Quoi qu'il en soit, Henri IV devait être trop âgé alors pour participer par lui-même aux événements qui agitaient l'empire. La date de sa mort, qu'on rapporte au 25 février 1247, autorise du moins à le croire. Ses cendres furent déposées dans l'église de l'abbaye d'Altenberg, qui depuis servit aussi de lieu de sépulture à sa femme. Henri IV n'eut d'Ermengarde que deux enfants : Adolphe et Waleran. Chose étrange et que rien ne saurait expliquer, ce fut le cadet qui hérita du duché de Limbourg ; Adolphe n'eut en partage que le comté de Berg, où il fut la lige d'une nouvelle dynastie qui s'éteignit, précisément un siècle après, dans la personne de son petit-fils.

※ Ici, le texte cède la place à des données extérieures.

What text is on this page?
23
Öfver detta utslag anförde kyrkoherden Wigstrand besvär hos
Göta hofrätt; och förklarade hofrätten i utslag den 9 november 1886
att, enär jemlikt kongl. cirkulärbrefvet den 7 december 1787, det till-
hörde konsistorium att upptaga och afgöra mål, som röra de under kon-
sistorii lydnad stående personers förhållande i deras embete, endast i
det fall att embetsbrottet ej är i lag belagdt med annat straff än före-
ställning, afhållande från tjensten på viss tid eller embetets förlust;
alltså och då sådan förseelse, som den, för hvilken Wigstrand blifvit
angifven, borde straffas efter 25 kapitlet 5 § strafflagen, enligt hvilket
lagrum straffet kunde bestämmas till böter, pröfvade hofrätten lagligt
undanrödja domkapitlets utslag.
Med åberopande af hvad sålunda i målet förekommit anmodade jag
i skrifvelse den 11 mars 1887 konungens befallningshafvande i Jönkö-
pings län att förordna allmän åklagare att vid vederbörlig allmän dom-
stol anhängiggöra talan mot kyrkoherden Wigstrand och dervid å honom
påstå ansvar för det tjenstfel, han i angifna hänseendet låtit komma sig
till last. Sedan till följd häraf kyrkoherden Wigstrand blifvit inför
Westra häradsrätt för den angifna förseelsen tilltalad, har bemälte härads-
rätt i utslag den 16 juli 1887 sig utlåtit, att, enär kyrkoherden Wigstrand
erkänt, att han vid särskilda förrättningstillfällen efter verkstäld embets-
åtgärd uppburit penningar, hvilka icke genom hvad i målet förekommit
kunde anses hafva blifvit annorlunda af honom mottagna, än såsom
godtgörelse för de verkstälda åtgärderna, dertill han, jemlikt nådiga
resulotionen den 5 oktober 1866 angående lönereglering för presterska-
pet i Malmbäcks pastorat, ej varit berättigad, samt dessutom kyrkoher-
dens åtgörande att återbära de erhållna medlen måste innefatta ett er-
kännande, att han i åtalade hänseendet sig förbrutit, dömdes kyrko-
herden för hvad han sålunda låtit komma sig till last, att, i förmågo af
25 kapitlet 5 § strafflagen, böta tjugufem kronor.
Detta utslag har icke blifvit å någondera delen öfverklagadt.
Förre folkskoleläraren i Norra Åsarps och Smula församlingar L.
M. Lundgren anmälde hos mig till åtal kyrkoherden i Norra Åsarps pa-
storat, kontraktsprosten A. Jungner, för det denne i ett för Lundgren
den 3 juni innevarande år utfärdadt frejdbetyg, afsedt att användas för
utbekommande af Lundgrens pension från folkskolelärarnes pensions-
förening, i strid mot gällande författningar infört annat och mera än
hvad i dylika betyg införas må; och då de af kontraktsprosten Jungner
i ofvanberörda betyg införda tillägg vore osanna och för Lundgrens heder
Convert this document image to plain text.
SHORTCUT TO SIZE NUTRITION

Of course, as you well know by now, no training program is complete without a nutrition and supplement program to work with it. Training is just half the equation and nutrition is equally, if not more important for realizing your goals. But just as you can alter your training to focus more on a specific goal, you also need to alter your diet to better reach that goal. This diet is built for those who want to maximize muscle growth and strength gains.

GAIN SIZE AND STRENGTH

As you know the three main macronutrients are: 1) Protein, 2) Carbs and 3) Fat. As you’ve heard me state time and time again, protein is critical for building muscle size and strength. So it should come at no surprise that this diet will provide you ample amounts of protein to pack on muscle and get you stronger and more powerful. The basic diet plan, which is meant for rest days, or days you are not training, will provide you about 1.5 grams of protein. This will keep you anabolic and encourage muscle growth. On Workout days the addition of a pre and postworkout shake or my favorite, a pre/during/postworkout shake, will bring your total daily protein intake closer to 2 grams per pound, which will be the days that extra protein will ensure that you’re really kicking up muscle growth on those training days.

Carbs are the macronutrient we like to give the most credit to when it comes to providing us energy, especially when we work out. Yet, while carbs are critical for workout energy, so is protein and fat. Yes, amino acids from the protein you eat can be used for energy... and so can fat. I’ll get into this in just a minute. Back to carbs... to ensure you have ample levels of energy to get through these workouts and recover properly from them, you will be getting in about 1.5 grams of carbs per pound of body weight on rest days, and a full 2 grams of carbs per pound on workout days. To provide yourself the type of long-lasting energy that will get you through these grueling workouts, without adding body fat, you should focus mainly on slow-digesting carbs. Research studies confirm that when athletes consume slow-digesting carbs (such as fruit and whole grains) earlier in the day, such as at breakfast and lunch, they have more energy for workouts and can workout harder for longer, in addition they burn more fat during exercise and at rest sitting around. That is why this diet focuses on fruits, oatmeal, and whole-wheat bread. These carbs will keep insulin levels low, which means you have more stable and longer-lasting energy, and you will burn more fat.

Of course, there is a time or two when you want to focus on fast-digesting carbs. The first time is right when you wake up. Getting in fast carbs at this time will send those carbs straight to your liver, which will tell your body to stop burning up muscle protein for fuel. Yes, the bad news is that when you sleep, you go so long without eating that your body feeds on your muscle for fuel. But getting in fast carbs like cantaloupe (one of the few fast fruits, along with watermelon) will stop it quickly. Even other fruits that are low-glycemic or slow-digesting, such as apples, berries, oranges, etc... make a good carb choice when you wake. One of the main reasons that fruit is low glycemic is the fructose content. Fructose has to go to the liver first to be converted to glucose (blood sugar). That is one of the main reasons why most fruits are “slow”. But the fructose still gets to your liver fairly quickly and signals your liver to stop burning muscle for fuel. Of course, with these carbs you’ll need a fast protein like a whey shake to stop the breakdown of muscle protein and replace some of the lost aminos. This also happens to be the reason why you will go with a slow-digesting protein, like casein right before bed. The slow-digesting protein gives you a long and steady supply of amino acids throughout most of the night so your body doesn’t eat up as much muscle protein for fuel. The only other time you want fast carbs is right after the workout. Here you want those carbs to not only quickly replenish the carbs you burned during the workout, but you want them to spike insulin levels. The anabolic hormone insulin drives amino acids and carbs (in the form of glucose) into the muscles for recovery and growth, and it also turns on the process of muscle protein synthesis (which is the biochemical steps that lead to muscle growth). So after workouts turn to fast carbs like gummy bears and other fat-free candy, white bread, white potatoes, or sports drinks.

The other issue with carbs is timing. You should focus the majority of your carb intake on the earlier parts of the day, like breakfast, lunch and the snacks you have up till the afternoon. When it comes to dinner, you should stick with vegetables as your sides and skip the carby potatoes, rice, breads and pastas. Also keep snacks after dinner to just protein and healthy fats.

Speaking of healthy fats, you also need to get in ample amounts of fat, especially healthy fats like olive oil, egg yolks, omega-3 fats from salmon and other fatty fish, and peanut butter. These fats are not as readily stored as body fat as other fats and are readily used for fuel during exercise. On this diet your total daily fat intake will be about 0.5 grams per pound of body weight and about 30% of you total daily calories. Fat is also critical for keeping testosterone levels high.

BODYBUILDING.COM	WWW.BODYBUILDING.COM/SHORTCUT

A cette époque les populations de certaines parties de la Belgique avaient fortement entamé le code des droits seigneuriaux ; les communes donnaient de jour en jour plus d'étendue aux chartes qui consacraient leurs privilèges ; mais le Limbourg, nous l'avons fait observer en commençant, dépourvu de villes importantes et gouverné par des princes qui ne connaissaient que la guerre, restait enveloppé dans les liens de la plus complète servitude. Henri IV, cependant paraît avoir eu quelques velléités de faire des concessions à ses sujets. Nous voyons au moins qu'il accorda une charte d'immunités à la ville ou au bourg de Remagen, et les franchises des villes aux habitants d'autres fiefs qu'il possédait sur les bords du Rhin. Un grand nombre d'établissements religieux furent enrichis par ce duc, qui pourtant, consacra tout son règne à soutenir un monarque excommunié et à combattre des princes ecclésiastiques. Les idées de ce temps admettaient ces contradictions. Détrousser des voyageurs et fonder des monastères, piller des villes et doter des abbayes, étaient choses qui marchaient de pair chez la plupart des seigneurs.
(*) Parfois
aussi présentés comme une secte dissidente adoratrice du diable. Par ailleurs,
ils préfigurent aussi les mouvements protestants.